What you should also bear in mind when trying to craft your own daily habits is that they should appropriate for you. These are habits of people in success (and later in age) and while undoubtedly part of their success is a result from having a strong work ethic and daily routine, you shouldn’t feel the need to erase a lot of what you already have in your life to make space for other things. It’s more of a development of pre-existing habits you may have.
Certainly, we all have habits that we could cut out of our life, but changing your life is more of a process than an immediate action. So certainly make more time for work, have set sleep times, exercise every day, shower and groom each day and put aside some time for family and for relaxation too. But also keep time for friends, to explore, time for the internet, time for entertainment and all of the other habits that fill modern life. The important thing is to not let these things take time out from the actually important stuff that has to be done.
The Daily Routine Breakdown
So as we’ve seen, the daily habits you choose are entirely down to you and your preferences. With that said, here is an example of a daily routine for someone at university or college (or someone preparing for such). But of course, if you feel the need to swap some of these things around or shift the times so your sleep is more appropriate, than by all means do.
An Example of a College Student’s Daily Routine:
· 7:30am, Wake up, shower
· 8am, Breakfast
· 9am, Study
· 11:30am, Work creatively
· 12:30pm, Lunch
· 1pm, Study
· 2:30pm, Work
· 5:30pm, Gym/Exercise
· 7pm, Dinner
· 8pm, Spend time with family/friends
· 9pm, Relax
· 10pm, Sleep
With the three factors in mind for building a new habit: reminder, routine and reward, a schedule such as this can be steadily built.

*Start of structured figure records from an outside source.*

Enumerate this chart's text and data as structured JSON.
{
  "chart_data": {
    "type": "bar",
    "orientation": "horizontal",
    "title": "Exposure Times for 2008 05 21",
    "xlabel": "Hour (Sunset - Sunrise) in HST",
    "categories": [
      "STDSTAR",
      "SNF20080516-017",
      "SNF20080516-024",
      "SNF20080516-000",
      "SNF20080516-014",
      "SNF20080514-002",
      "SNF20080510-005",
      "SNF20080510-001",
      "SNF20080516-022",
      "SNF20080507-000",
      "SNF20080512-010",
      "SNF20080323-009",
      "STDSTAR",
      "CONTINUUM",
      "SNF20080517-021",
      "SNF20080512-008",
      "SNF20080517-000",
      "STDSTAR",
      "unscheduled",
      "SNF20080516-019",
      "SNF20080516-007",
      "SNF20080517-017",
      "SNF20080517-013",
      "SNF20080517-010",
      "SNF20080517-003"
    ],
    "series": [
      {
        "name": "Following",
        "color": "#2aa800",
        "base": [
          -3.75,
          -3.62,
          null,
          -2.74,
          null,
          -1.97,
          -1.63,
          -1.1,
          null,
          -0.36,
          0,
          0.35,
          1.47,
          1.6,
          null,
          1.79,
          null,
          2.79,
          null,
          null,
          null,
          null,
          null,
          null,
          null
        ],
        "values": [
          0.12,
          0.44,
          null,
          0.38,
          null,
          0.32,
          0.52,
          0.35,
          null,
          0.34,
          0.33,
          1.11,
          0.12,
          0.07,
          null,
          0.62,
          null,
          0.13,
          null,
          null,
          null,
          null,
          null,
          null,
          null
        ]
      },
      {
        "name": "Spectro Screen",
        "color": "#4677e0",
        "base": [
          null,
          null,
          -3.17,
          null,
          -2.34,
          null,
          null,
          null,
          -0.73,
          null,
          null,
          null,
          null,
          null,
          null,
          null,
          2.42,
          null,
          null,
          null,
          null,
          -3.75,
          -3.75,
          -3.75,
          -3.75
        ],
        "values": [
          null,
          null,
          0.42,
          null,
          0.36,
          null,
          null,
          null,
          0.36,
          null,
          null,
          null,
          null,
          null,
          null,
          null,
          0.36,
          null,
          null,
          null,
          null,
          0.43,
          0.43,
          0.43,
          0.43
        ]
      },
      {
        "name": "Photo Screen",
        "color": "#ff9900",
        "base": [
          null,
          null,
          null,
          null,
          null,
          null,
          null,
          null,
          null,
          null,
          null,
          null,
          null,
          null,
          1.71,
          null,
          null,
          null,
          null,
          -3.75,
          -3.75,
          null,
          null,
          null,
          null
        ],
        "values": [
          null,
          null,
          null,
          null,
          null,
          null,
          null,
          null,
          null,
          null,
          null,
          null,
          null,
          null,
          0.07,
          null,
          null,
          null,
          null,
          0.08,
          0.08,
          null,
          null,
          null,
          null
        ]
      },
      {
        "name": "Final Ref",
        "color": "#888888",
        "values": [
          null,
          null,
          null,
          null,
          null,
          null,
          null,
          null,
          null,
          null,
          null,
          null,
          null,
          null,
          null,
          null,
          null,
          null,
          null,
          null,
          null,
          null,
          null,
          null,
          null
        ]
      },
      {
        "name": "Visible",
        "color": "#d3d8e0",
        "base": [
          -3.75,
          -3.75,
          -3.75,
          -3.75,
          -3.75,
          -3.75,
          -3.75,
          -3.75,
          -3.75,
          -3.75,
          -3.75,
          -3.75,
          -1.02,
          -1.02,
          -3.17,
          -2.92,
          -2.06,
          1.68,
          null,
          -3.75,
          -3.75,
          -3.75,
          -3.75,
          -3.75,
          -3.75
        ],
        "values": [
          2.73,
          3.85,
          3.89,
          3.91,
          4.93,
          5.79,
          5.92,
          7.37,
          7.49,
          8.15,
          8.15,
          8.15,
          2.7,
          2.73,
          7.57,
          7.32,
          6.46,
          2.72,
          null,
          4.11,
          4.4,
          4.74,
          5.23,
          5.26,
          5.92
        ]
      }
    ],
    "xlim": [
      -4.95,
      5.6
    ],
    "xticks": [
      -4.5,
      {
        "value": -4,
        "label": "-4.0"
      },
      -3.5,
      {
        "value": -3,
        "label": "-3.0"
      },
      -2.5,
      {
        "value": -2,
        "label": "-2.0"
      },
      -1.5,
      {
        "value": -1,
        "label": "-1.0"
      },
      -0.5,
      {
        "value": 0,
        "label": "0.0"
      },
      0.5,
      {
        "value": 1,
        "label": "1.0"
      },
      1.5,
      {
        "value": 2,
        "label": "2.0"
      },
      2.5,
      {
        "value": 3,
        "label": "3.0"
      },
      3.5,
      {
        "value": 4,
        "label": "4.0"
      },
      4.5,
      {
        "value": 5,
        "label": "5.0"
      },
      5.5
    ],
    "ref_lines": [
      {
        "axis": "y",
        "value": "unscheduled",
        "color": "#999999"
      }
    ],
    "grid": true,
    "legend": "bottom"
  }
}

For example, you can build a habit of exercise by firstly promising yourself to do 10 push-ups, then the following week 20, then 30 and so on. If you continue in this manner this small habit will come to define who you are.
This is not an easy or fast process. It requires dedication and work each day. But after a few weeks, then months, you will find your life will improve steadily and you will become the person you always dreamed you could be. You just have to stick with it.